In response to a petition filed by the Halogenated Solvents Industry Alliance, the Consumer Product Safety Commission (CPSC) updated its 1987 policy statement regarding the labeling of certain products containing methylene chloride to address acute hazards from inhaling methylene chloride vapors, in addition to the chronic hazards addressed in the prior policy statement. The guidance document becomes applicable on March 21, 2018 (CPSC Notice, 83 FR 12254, March 21, 2018).
Background. In 1987, CPSC issued a Statement of Interpretation and Enforcement Policy regarding the labeling of certain household products containing methylene chloride (52 FR 34698, September 14, 1987). The 1987 statement noted that the agency considers certain household products containing methylene chloride (DCM) to be "hazardous substances" under the Federal Hazardous Substances Act (FHSA) that may pose a risk of carcinogenicity. The statement also identified several categories of products containing methylene chloride, including paint strippers that could expose consumers to significant amounts of methylene chloride vapor, and were thus hazardous substances. The statement advised manufacturers of the FHSA’s labeling requirements, and provided guidance for labeling those products to warn of the cancer risk from inhaling methylene chloride vapor.
Petition. The Halogenated Solvents Industry Alliance (HSIA) petitioned CPSC in July 2016 to amend its 1987 statement to recognize the acute hazard posed by using household products containing DCM in enclosed spaces with inadequate ventilation. According to the petition, when consumers use methylene chloride to strip coatings from bathtubs, they often spray or pour a bathtub stripping product into the basin of the bathtub and then brush the product onto the tub surface. Many of these stripping products contain substantial amounts of methylene chloride. Because methylene chloride is a volatile organic compound (VOC) that will evaporate quickly when sprayed, brushed, or poured, its vapors can quickly build up in small spaces. HSIA stated that DCM has a high vapor pressure, which causes vapors to collect in the bottom of a bathtub and in a consumer’s breathing zone when working in a bathtub. This situation can create dangerously high concentrations of DCM, and in some cases, replace the breathable air. HSIA asked CPSC to expand the cautionary labeling guidance so that it also warns of the threat of asphyxiation if DCM-based paint strippers are used in an enclosed space.

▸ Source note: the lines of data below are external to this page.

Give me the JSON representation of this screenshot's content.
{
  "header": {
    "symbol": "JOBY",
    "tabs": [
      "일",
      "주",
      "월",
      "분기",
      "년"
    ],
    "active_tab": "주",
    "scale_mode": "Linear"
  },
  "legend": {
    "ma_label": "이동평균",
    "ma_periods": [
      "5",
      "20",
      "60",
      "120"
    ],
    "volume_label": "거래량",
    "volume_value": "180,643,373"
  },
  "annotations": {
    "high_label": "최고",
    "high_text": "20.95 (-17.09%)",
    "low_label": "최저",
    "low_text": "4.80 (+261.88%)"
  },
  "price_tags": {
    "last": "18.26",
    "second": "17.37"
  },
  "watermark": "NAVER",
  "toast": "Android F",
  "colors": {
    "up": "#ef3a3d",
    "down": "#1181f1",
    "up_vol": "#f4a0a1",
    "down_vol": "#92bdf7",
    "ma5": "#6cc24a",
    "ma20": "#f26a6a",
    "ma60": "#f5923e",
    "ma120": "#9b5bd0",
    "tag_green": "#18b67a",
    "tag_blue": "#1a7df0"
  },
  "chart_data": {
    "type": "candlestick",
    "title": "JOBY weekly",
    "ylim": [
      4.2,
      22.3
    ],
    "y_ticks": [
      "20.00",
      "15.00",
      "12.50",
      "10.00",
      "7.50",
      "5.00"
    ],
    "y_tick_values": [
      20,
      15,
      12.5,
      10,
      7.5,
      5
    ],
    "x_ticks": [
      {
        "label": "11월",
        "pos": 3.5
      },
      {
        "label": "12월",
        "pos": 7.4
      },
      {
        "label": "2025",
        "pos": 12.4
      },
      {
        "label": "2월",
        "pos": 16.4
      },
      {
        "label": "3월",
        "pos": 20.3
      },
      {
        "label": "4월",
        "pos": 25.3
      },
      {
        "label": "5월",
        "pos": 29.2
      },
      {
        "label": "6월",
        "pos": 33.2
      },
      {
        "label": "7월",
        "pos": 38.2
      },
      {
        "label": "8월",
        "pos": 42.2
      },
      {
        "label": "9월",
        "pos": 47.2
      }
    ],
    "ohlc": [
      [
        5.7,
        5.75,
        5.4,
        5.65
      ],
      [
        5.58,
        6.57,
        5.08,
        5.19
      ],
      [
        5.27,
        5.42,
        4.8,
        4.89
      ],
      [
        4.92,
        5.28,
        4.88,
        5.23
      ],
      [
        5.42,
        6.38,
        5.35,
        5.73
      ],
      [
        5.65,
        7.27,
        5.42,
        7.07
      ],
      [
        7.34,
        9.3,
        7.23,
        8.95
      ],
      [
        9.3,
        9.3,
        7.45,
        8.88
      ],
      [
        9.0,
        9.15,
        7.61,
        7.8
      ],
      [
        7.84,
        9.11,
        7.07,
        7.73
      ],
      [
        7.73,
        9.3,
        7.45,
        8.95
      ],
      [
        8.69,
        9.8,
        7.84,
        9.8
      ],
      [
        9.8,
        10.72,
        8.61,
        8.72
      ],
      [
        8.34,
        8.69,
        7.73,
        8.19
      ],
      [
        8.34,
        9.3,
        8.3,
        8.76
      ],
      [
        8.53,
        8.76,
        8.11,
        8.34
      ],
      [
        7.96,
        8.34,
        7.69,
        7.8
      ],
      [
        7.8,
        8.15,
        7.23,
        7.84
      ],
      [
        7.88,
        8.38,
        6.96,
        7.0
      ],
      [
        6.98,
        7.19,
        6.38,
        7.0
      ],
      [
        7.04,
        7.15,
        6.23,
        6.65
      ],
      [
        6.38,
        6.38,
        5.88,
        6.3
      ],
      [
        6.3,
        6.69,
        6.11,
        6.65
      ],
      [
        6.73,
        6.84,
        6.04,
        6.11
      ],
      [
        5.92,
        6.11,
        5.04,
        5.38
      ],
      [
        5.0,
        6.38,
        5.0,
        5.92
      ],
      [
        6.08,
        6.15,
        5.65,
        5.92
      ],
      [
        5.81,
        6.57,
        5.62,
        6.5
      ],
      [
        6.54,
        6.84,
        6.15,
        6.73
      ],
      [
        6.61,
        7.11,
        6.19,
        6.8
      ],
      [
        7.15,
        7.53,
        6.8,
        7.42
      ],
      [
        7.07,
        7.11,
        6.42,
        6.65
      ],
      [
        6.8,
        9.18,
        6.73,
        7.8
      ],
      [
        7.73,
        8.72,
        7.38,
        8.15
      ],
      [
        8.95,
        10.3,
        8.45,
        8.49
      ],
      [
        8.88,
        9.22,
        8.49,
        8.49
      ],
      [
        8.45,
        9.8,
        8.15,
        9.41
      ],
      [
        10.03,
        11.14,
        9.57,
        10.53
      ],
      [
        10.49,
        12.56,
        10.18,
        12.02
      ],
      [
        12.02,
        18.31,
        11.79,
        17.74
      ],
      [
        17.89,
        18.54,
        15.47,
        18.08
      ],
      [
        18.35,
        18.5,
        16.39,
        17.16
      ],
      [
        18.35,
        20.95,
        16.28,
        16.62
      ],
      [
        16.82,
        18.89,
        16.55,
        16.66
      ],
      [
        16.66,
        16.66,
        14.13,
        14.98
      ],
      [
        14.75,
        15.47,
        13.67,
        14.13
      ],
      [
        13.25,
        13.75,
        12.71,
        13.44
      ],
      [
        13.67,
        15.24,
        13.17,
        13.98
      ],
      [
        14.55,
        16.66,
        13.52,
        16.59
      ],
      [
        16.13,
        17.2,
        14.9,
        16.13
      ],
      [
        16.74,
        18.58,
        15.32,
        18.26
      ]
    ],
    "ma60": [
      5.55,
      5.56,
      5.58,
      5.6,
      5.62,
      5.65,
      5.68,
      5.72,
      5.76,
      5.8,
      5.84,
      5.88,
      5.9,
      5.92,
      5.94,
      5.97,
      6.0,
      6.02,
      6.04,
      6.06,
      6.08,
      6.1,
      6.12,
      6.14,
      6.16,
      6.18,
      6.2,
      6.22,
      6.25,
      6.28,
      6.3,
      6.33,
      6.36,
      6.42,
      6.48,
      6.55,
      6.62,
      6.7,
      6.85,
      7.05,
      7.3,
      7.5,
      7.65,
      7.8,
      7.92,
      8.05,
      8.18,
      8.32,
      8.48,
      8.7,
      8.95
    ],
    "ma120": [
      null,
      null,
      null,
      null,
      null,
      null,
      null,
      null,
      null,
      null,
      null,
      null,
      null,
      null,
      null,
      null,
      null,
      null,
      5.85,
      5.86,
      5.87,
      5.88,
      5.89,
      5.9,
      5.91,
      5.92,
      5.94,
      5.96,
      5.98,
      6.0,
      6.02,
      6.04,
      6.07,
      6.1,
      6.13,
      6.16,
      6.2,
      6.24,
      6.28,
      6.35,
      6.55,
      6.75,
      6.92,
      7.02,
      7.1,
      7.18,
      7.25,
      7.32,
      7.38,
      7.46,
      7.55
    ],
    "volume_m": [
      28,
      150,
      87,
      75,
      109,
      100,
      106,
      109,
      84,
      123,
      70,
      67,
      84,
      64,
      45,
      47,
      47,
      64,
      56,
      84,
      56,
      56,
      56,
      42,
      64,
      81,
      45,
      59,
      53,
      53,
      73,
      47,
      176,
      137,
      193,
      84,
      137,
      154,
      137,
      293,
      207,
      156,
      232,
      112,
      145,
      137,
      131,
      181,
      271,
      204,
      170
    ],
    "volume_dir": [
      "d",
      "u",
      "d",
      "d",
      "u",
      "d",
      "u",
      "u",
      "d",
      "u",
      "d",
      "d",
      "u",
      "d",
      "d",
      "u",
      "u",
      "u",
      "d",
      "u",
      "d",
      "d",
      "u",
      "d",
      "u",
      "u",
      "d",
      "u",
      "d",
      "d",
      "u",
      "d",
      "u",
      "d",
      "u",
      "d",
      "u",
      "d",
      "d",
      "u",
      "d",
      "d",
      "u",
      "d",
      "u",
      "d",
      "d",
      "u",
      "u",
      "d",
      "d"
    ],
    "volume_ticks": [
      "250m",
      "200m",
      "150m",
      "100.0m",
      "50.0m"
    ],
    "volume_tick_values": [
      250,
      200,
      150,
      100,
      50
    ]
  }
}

CPSC staff prepared a briefing package in response to the petition and submitted the package to the Commission on May 26, 2017. On June 2, 2017, the Commission voted unanimously (5–0) to grant the petition (HP 16–1) and directed CPSC staff to draft a policy statement that addresses labeling for acute hazards from inhaling methylene chloride vapors from paint strippers.
The Environmental Protection Agency (EPA) has issued a proposed rule that provides an assessment of the health hazards posed by DCM and that proposes to determine that DCM in certain products presents an unreasonable risk of injury to health. However, to date, EPA has not finalized its rulemaking. Accordingly, CPSC believes that updating its 1987 statement would provide more immediate guidance and clarity to industry and consumers regarding the acute hazards associated with using DCM-containing paint strippers while those products remain on the market. By updating the 1987 statement, the agency did not suggest that labeling would address all hazards identified by EPA in its proposed rulemaking.